Nicht nur Rosacea (Rosazea)-Betroffene erröten, sondern auch Menschen mit gesunder Haut können unter bestimmten Umständen rot werden – bei ihnen ist das Erröten jedoch eine normale, natürliche Reaktion des Körpers auf Reize.
Doch was passiert dabei im Körper genau?
   
Erröten als normale Reaktion bei gesunder Haut
Medizinisch betrachtet ist das Erröten ein normaler, gesunder Prozess unseres Körpers. Erröten kann durch unterschiedliche Faktoren ausgelöst werden; dazu zählen zum einen Ursachen von außen bzw. durch körperliche Aktivität, wie Sport, Sonne oder ein Temperaturanstieg, aber auch bestimmte Gefühle, wie Unsicherheit, Scham, Wut oder Zorn. Diese Faktoren steigern den Blutdruck: Die kleinen Blutgefäße dehnen sich aus und der Blutfluss im Gesicht und in der Halsregion nimmt zu.
Die Blutgefäße, die die Gesichtshaut versorgen, liegen näher an der Oberfläche, und die darüber liegende Haut ist dünner, sodass eine verstärkte Durchblutung der Gesichtshaut deutlich sichtbar wird. Gesteuert wird die plötzliche Erweiterung der kleinen Blutgefäße durch das vegetative Nerven-system, das die unbewusst ablaufenden Körperfunktionen regelt. Somit lässt sich das Rotwerden nicht mit dem Willen beeinflussen.
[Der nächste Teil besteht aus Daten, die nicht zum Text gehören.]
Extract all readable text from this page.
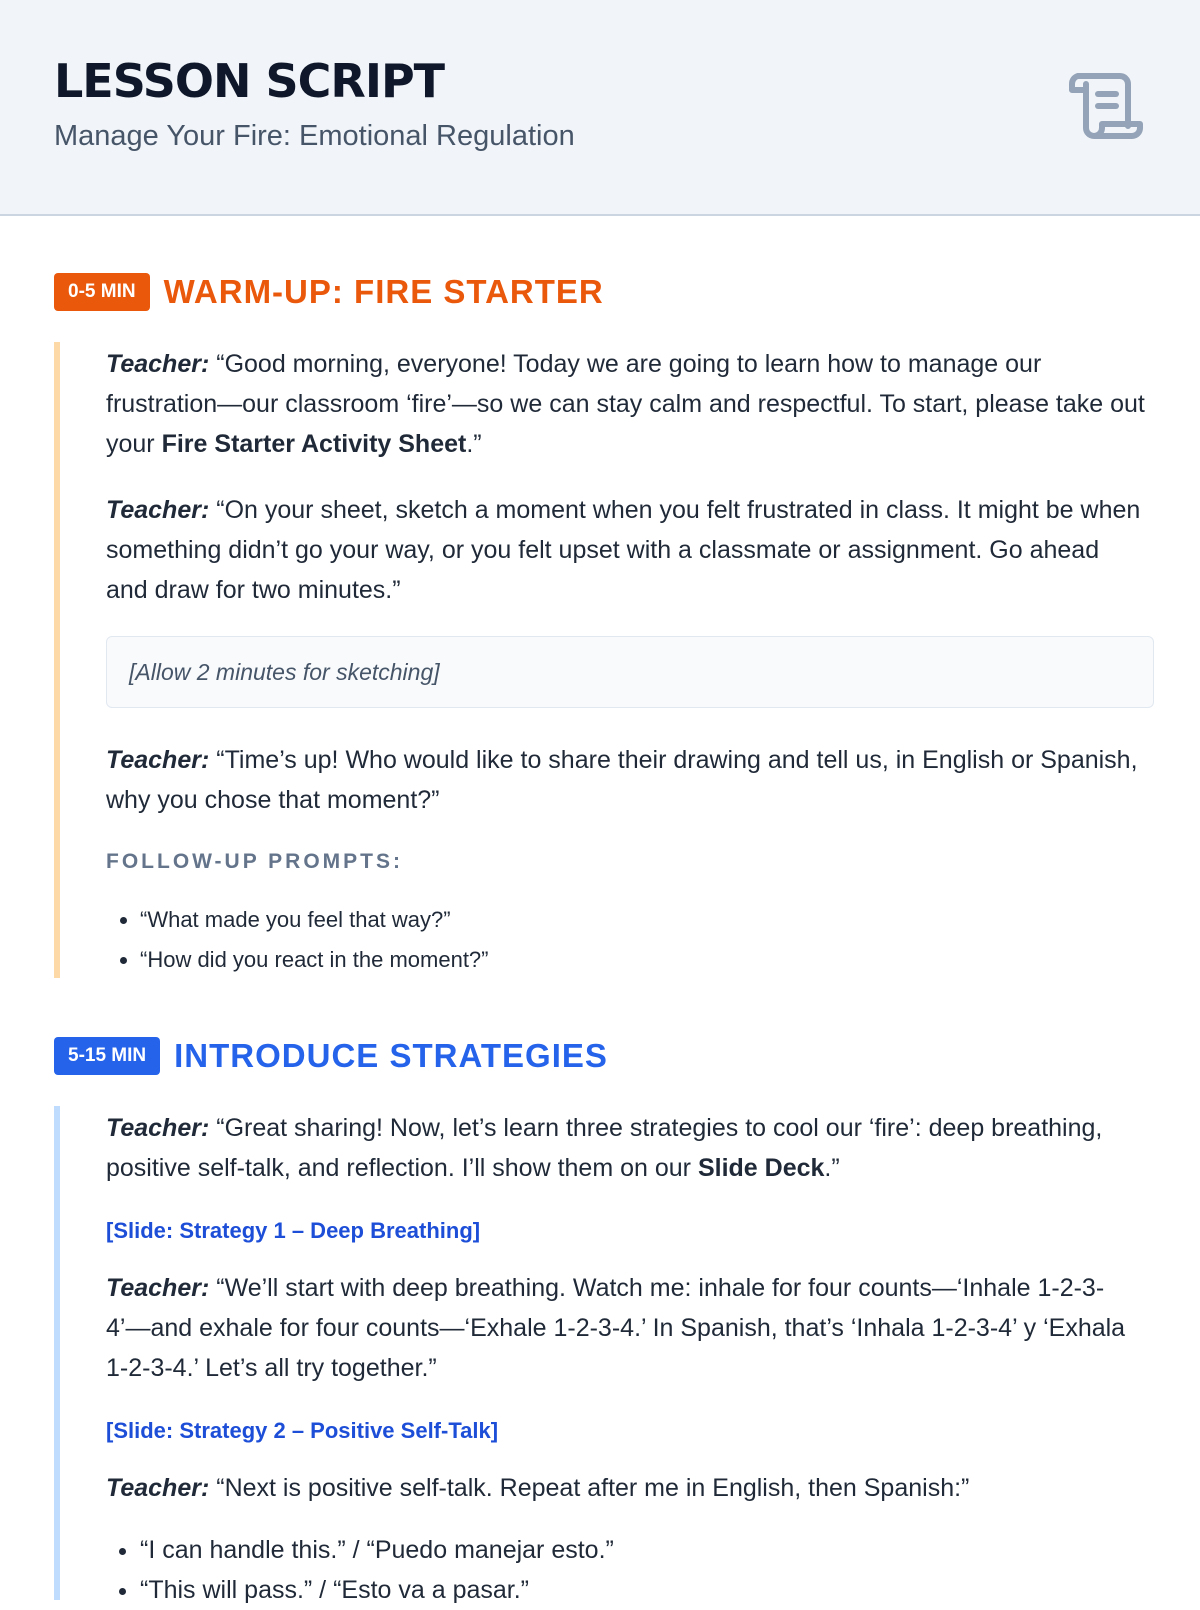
LESSON SCRIPT
Manage Your Fire: Emotional Regulation
0-5 MIN WARM-UP: FIRE STARTER

Teacher: “Good morning, everyone! Today we are going to learn how to manage our frustration—our classroom ‘fire’—so we can stay calm and respectful. To start, please take out your Fire Starter Activity Sheet.”

Teacher: “On your sheet, sketch a moment when you felt frustrated in class. It might be when something didn’t go your way, or you felt upset with a classmate or assignment. Go ahead and draw for two minutes.”

[Allow 2 minutes for sketching]

Teacher: “Time’s up! Who would like to share their drawing and tell us, in English or Spanish, why you chose that moment?”

FOLLOW-UP PROMPTS:
• “What made you feel that way?”
• “How did you react in the moment?”
5-15 MIN INTRODUCE STRATEGIES

Teacher: “Great sharing! Now, let’s learn three strategies to cool our ‘fire’: deep breathing, positive self-talk, and reflection. I’ll show them on our Slide Deck.”

[Slide: Strategy 1 – Deep Breathing]

Teacher: “We’ll start with deep breathing. Watch me: inhale for four counts—‘Inhale 1-2-3-4’—and exhale for four counts—‘Exhale 1-2-3-4.’ In Spanish, that’s ‘Inhala 1-2-3-4’ y ‘Exhala 1-2-3-4.’ Let’s all try together.”

[Slide: Strategy 2 – Positive Self-Talk]

Teacher: “Next is positive self-talk. Repeat after me in English, then Spanish:”

• “I can handle this.” / “Puedo manejar esto.”
• “This will pass.” / “Esto va a pasar.”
Rötungen bei Rosacea-Betroffenen
Zu Beginn, im Vorstadium der Erkrankung, kommt es bei Menschen mit Rosacea zu flüchtigen, schubhaften Rötungen („Flushs“). Diese Flushs können durch eine Vielzahl von individuellen Fakto-ren ausgelöst werden. Zu diesen Auslösern gehören z. B. Alkohol, Stress, Hitze oder Kälte, scharfe Speisen, Sport oder UV-Strahlung.
Im weiteren Krankheitsverlauf häufen sich die Rötungen und bleiben oft über Wochen oder Monate bestehen. Diese langanhaltenden Rötungen kommen durch dauerhaft erweiterte Blutgefäße im Ge-sicht zustande. Die Ursache für diese dauerhafte Erweiterung ist jedoch nicht bekannt.

Hautarzt kann auch bei Rötungen helfen

Die anhaltenden oder schubhaften Gesichtsrötungen sind für Rosacea-Betroffene nicht nur ein kosmetisches Problem; vielmehr belasten sie oft auch die Seele. Viele Betroffene leiden unter den Vorurteilen ihrer Mitmenschen, die sie beispielsweise aufgrund der auffälligen Rötungen als Alkoholiker abstempeln. „Im Praxisalltag beobachte ich oftmals einen enormen Leidensdruck der Patienten, der mit einer erheblichen Beeinträchtigung der Lebensqualität verbunden ist“, stellt Prof. Dirschka, Facharzt für Dermatologie, fest. Betroffene müssen die störenden Symptome jedoch nicht einfach hinnehmen. Es gibt die Option einer Laser-Therapie; und auch wirkstoffhaltige Arzneimittel zum Auftragen können gegen die Rötungen sehr gut helfen.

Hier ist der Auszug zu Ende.